Изменить размер шрифта - +
Затем вдруг протянул руку — слабое, почти незаметное рукопожатие.

— Мы скованы миллионом правил. Для нас ритуал — это всё, — сказал он. Я представлял, что у этого грузного мрачного великана будет скрипучий голос, как у не открывавшегося столетиями сундука, но он говорил чисто, даже почти по-детски звонко. — Но иногда ритуалы сильно мешают. Они мешали мне заговорить с тобой. Они мешали твоей бабушке рассказать тебе правду. Они мешали твоим друзьям Абрамову и Путилову самим украсть коробку — и им пришлось впутать тебя. В общем, тут много всего. Давай прогуляемся.

Великан потянул меня за рукав, как куклу. Я не поддался, стряхнул руку и пошёл сам, тоже внимательно смотря под ноги. В наружный карман куртки я положил отвёртку, и при ходьбе она прижималась к рёбрам.

Мы прошли до перекрёстка, свернули к огромной дыре в заборе. Прежде чем зайти за великаном, я оглянулся по сторонам и заметил «Шаурму хаус». Теперь замкá не было, и продавец спал, надвинув на лицо кепку.

За забором я сразу вступил во что-то липкое, мы пошли через голые худые кусты, покрытые ржавчиной, и через мусорные пакеты, надувавшиеся и носившиеся по кругу.

— Чувствуешь что-нибудь? — спросил великан.

Эти пакеты навевали тревогу, нога промокла, я чувствовал тревогу и холод и когда раздумывал, стоит ли ему доложить об этом, споткнулся, отвёртка выскользнула из кармана, но звука от падения долго не было, только спустя секунд пять звякнул металл — где-то глубоко под землей, почти неслышно.

Великан смазал густым лучом мне по лицу и опустил фонарь. Пятно света легло на мокрые булыжники.

Между камнями были втиснуты разноцветные ленточки и клочки бумажек, как в Стене плача. Хотелось взглянуть, что на этих бумажках, но я не решился их доставать. Мы стояли возле колодца, который на вид был гораздо старше, чем даже раннесоветский завод «Фрезер».

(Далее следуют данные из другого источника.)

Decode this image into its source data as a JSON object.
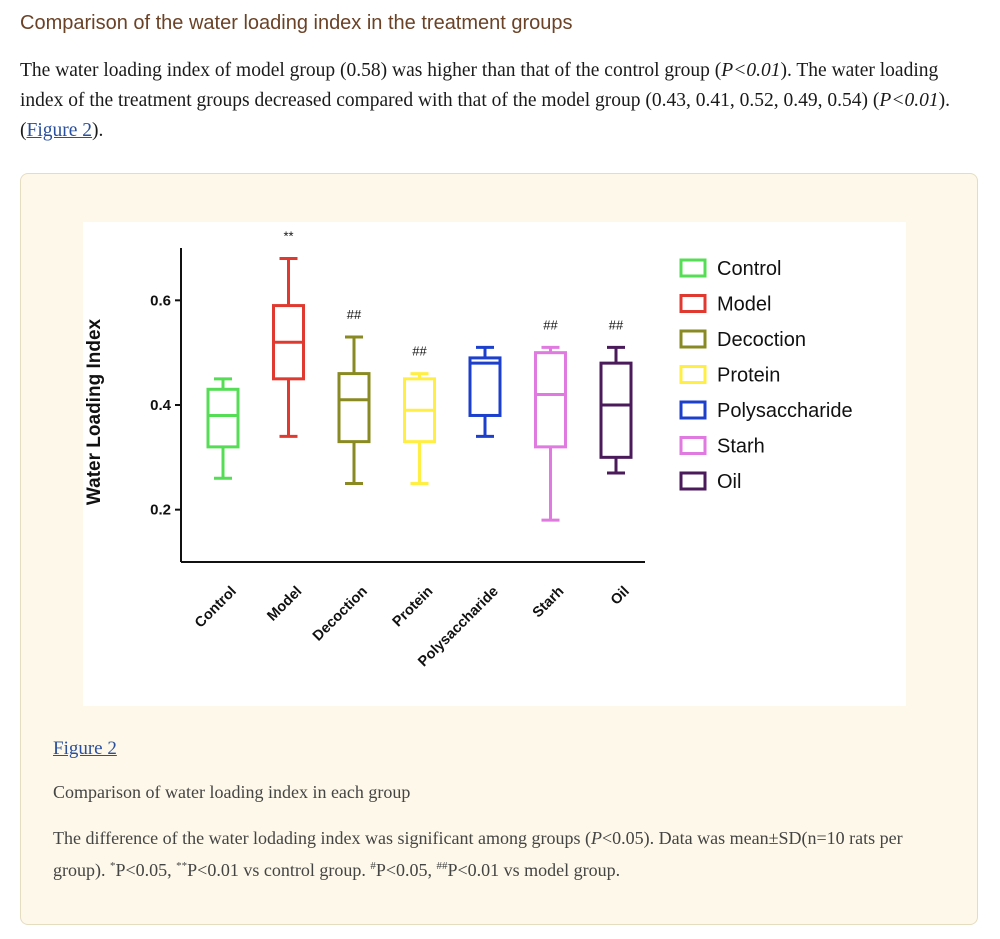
{
  "section_title": "Comparison of the water loading index in the treatment groups",
  "paragraph": {
    "part1": "The water loading index of model group (0.58) was higher than that of the control group (",
    "p1": "P<0.01",
    "part2": "). The water loading index of the treatment groups decreased compared with that of the model group (0.43, 0.41, 0.52, 0.49, 0.54) (",
    "p2": "P<0.01",
    "part3": "). (",
    "link": "Figure 2",
    "part4": ")."
  },
  "figure": {
    "label": "Figure 2",
    "subtitle": "Comparison of water loading index in each group",
    "caption": {
      "c1": "The difference of the water lodading index was significant among groups (",
      "p": "P",
      "c2": "<0.05). Data was mean±SD(n=10 rats per group). ",
      "sup1": "*",
      "c3": "P<0.05, ",
      "sup2": "**",
      "c4": "P<0.01 vs control group. ",
      "sup3": "#",
      "c5": "P<0.05, ",
      "sup4": "##",
      "c6": "P<0.01 vs model group."
    }
  },
  "chart_data": {
    "type": "box",
    "title": "",
    "xlabel": "",
    "ylabel": "Water Loading Index",
    "ylim": [
      0.1,
      0.7
    ],
    "yticks": [
      0.2,
      0.4,
      0.6
    ],
    "ytick_labels": [
      "0.2",
      "0.4",
      "0.6"
    ],
    "grid": false,
    "legend_position": "right",
    "categories": [
      "Control",
      "Model",
      "Decoction",
      "Protein",
      "Polysaccharide",
      "Starh",
      "Oil"
    ],
    "series": [
      {
        "name": "Control",
        "color": "#55dd55",
        "min": 0.26,
        "q1": 0.32,
        "median": 0.38,
        "q3": 0.43,
        "max": 0.45,
        "annotation": ""
      },
      {
        "name": "Model",
        "color": "#e03a30",
        "min": 0.34,
        "q1": 0.45,
        "median": 0.52,
        "q3": 0.59,
        "max": 0.68,
        "annotation": "**"
      },
      {
        "name": "Decoction",
        "color": "#8a8a22",
        "min": 0.25,
        "q1": 0.33,
        "median": 0.41,
        "q3": 0.46,
        "max": 0.53,
        "annotation": "##"
      },
      {
        "name": "Protein",
        "color": "#ffee44",
        "min": 0.25,
        "q1": 0.33,
        "median": 0.39,
        "q3": 0.45,
        "max": 0.46,
        "annotation": "##"
      },
      {
        "name": "Polysaccharide",
        "color": "#1c3fcc",
        "min": 0.34,
        "q1": 0.38,
        "median": 0.48,
        "q3": 0.49,
        "max": 0.51,
        "annotation": ""
      },
      {
        "name": "Starh",
        "color": "#e07ae0",
        "min": 0.18,
        "q1": 0.32,
        "median": 0.42,
        "q3": 0.5,
        "max": 0.51,
        "annotation": "##"
      },
      {
        "name": "Oil",
        "color": "#4a1a5a",
        "min": 0.27,
        "q1": 0.3,
        "median": 0.4,
        "q3": 0.48,
        "max": 0.51,
        "annotation": "##"
      }
    ]
  }
}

Я наклонился и разглядел картинку в рамочке, которую кто-то приставил к округлой стене колодца.

Это была фотография пророка Евгения. Та же, что и на цветной газете, которая когда-то прибилась к ноге. Расстёгнутый китель, медальон на голой груди, борода, которая куда-то вбок закручивалась. Только фотография сильно выцвела — наверно, выгорела на солнце. А ещё на ней была траурная полоса.

— Он здесь умер, — услышал я. — Ему голову отпилили.

Великан стоял позади и подсвечивал фотографию.

Я посмотрел на великана, потом опять на картинку. Поставил её туда, откуда взял.

Стало совсем темно, но мы пошли быстрее, уже не так опасаясь пораниться о железный мусор, торчавший со всех сторон.

— Ордена красного знамени завод «Фрезер». Ты, наверно, о нём уже кое-что выяснил, — заговорил гигант, светя далеко перед собой. — Но всё началось не с него.

Он говорил поставленным голосом экскурсовода, очень энергично, но ужасно сумбурно, что в сочетании с обстановкой — пустырём, похожим на свалку строительных отходов — уносило сознание в чёрную дыру, где все связи с привычным порядком вещей рвались быстрей паутины.

Нужно было слушать великана очень внимательно, чтобы хоть что-то понять, но я слишком старался не упасть, слишком волновался, кажется, даже дрожал от волнения, и через это волнение в меня проникало что-то другое, трудно определимое, как будто простудный вирус, но только без слабости и боли в горле, разве что горел лоб.

Поначалу всё звучало по крайней мере понятно. Великан рассказал, что вся эта помойка — бывшая часть владений князей Гагариных. Древний род, происходивший от Рюрика. Хотя для нас это малозначительный факт. А важное началось сто с лишним лет назад, когда князь Александр Григорьевич Гагарин вернулся из затяжной поездки в Португалию. Из сувениров он привёз только маленькую чёрную женскую статуэтку.

На неё бы никто не обратил внимания, обычная с виду экзотическая фигурка для интерьера, но только князь держал её под замком, а доставал только затем, чтобы надолго уединиться в комнате.